Carpenter grew up in the village of Brockham, Surrey, as the younger of two brothers born to George and Audrey Carpenter. He attended Brockham Village School before finishing his studies at Sondes Place School.

==Career==

Out of school at the age of 16, Carpenter trained as a cartographer. His work involved the surveying for and hand drawing of Ordnance Survey maps. During this time he developed an interest in typography and obtained a job at Monotype.

In 1986, Carpenter designed and developed the font, Calisto MT, an old style serif. The Calisto face is intended to function as both a text and display face.

After leaving Monotype in 1992, he worked for a time as a freelance typographer before joining Bruno Maag in his start-up company Dalton Maag.

==Personal life==
In 1979—at a Christmas Eve party in the local Brockham Village Hall—he was introduced to the sister of one of his friends, Julie.

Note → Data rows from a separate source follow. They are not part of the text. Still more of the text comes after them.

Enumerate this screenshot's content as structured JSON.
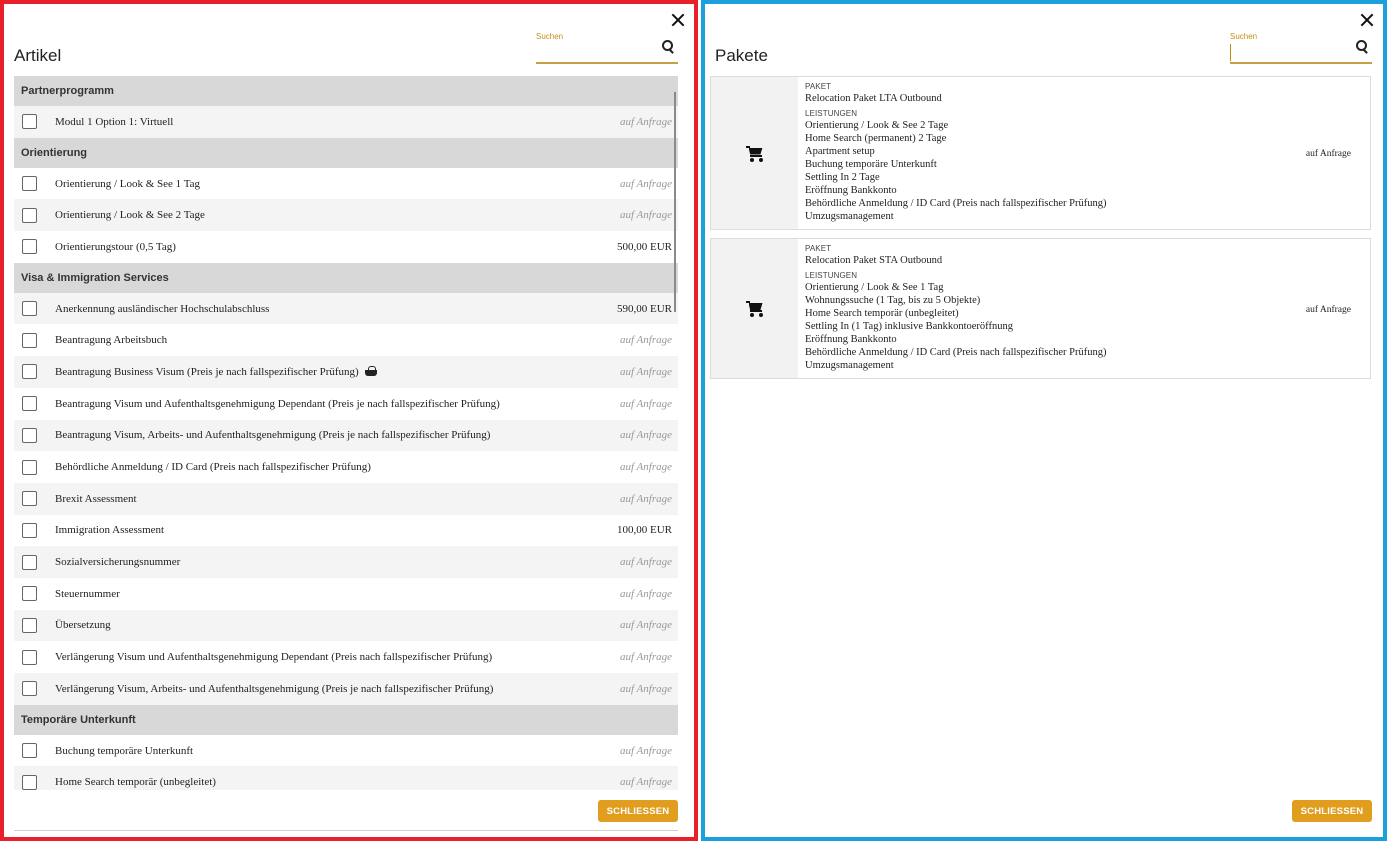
{
  "articles_panel": {
    "title": "Artikel",
    "search": {
      "label": "Suchen",
      "value": ""
    },
    "close_button_label": "SCHLIESSEN",
    "groups": [
      {
        "category": "Partnerprogramm",
        "items": [
          {
            "label": "Modul 1 Option 1: Virtuell",
            "price": "auf Anfrage",
            "basket": false
          }
        ]
      },
      {
        "category": "Orientierung",
        "items": [
          {
            "label": "Orientierung / Look & See 1 Tag",
            "price": "auf Anfrage",
            "basket": false
          },
          {
            "label": "Orientierung / Look & See 2 Tage",
            "price": "auf Anfrage",
            "basket": false
          },
          {
            "label": "Orientierungstour (0,5 Tag)",
            "price": "500,00 EUR",
            "basket": false
          }
        ]
      },
      {
        "category": "Visa & Immigration Services",
        "items": [
          {
            "label": "Anerkennung ausländischer Hochschulabschluss",
            "price": "590,00 EUR",
            "basket": false
          },
          {
            "label": "Beantragung Arbeitsbuch",
            "price": "auf Anfrage",
            "basket": false
          },
          {
            "label": "Beantragung Business Visum (Preis je nach fallspezifischer Prüfung)",
            "price": "auf Anfrage",
            "basket": true
          },
          {
            "label": "Beantragung Visum und Aufenthaltsgenehmigung Dependant (Preis je nach fallspezifischer Prüfung)",
            "price": "auf Anfrage",
            "basket": false
          },
          {
            "label": "Beantragung Visum, Arbeits- und Aufenthaltsgenehmigung (Preis je nach fallspezifischer Prüfung)",
            "price": "auf Anfrage",
            "basket": false
          },
          {
            "label": "Behördliche Anmeldung / ID Card (Preis nach fallspezifischer Prüfung)",
            "price": "auf Anfrage",
            "basket": false
          },
          {
            "label": "Brexit Assessment",
            "price": "auf Anfrage",
            "basket": false
          },
          {
            "label": "Immigration Assessment",
            "price": "100,00 EUR",
            "basket": false
          },
          {
            "label": "Sozialversicherungsnummer",
            "price": "auf Anfrage",
            "basket": false
          },
          {
            "label": "Steuernummer",
            "price": "auf Anfrage",
            "basket": false
          },
          {
            "label": "Übersetzung",
            "price": "auf Anfrage",
            "basket": false
          },
          {
            "label": "Verlängerung Visum und Aufenthaltsgenehmigung Dependant (Preis nach fallspezifischer Prüfung)",
            "price": "auf Anfrage",
            "basket": false
          },
          {
            "label": "Verlängerung Visum, Arbeits- und Aufenthaltsgenehmigung (Preis je nach fallspezifischer Prüfung)",
            "price": "auf Anfrage",
            "basket": false
          }
        ]
      },
      {
        "category": "Temporäre Unterkunft",
        "items": [
          {
            "label": "Buchung temporäre Unterkunft",
            "price": "auf Anfrage",
            "basket": false
          },
          {
            "label": "Home Search temporär (unbegleitet)",
            "price": "auf Anfrage",
            "basket": false
          }
        ]
      }
    ]
  },
  "packages_panel": {
    "title": "Pakete",
    "search": {
      "label": "Suchen",
      "value": ""
    },
    "close_button_label": "SCHLIESSEN",
    "packages": [
      {
        "kicker": "PAKET",
        "name": "Relocation Paket LTA Outbound",
        "services_heading": "LEISTUNGEN",
        "services": [
          "Orientierung / Look & See 2 Tage",
          "Home Search (permanent) 2 Tage",
          "Apartment setup",
          "Buchung temporäre Unterkunft",
          "Settling In 2 Tage",
          "Eröffnung Bankkonto",
          "Behördliche Anmeldung / ID Card (Preis nach fallspezifischer Prüfung)",
          "Umzugsmanagement"
        ],
        "price": "auf Anfrage"
      },
      {
        "kicker": "PAKET",
        "name": "Relocation Paket STA Outbound",
        "services_heading": "LEISTUNGEN",
        "services": [
          "Orientierung / Look & See 1 Tag",
          "Wohnungssuche (1 Tag, bis zu 5 Objekte)",
          "Home Search temporär (unbegleitet)",
          "Settling In (1 Tag) inklusive Bankkontoeröffnung",
          "Eröffnung Bankkonto",
          "Behördliche Anmeldung / ID Card (Preis nach fallspezifischer Prüfung)",
          "Umzugsmanagement"
        ],
        "price": "auf Anfrage"
      }
    ]
  }
}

After a lengthy engagement he married Julie in 1990; together they moved into a flat in Reigate, before buying a house shortly before their first and only son, Morgan was born in 1992.

==Fonts==
Carpenter has designed the following type fonts: Cantoria (1986), Calisto, Amasis (1992), Dante (1993). He has also designed Aktiv Grotesk, Co, Kings Caslon, Lexia, Plume, Stroudley and Viato as part of his design work for Dalton Maag.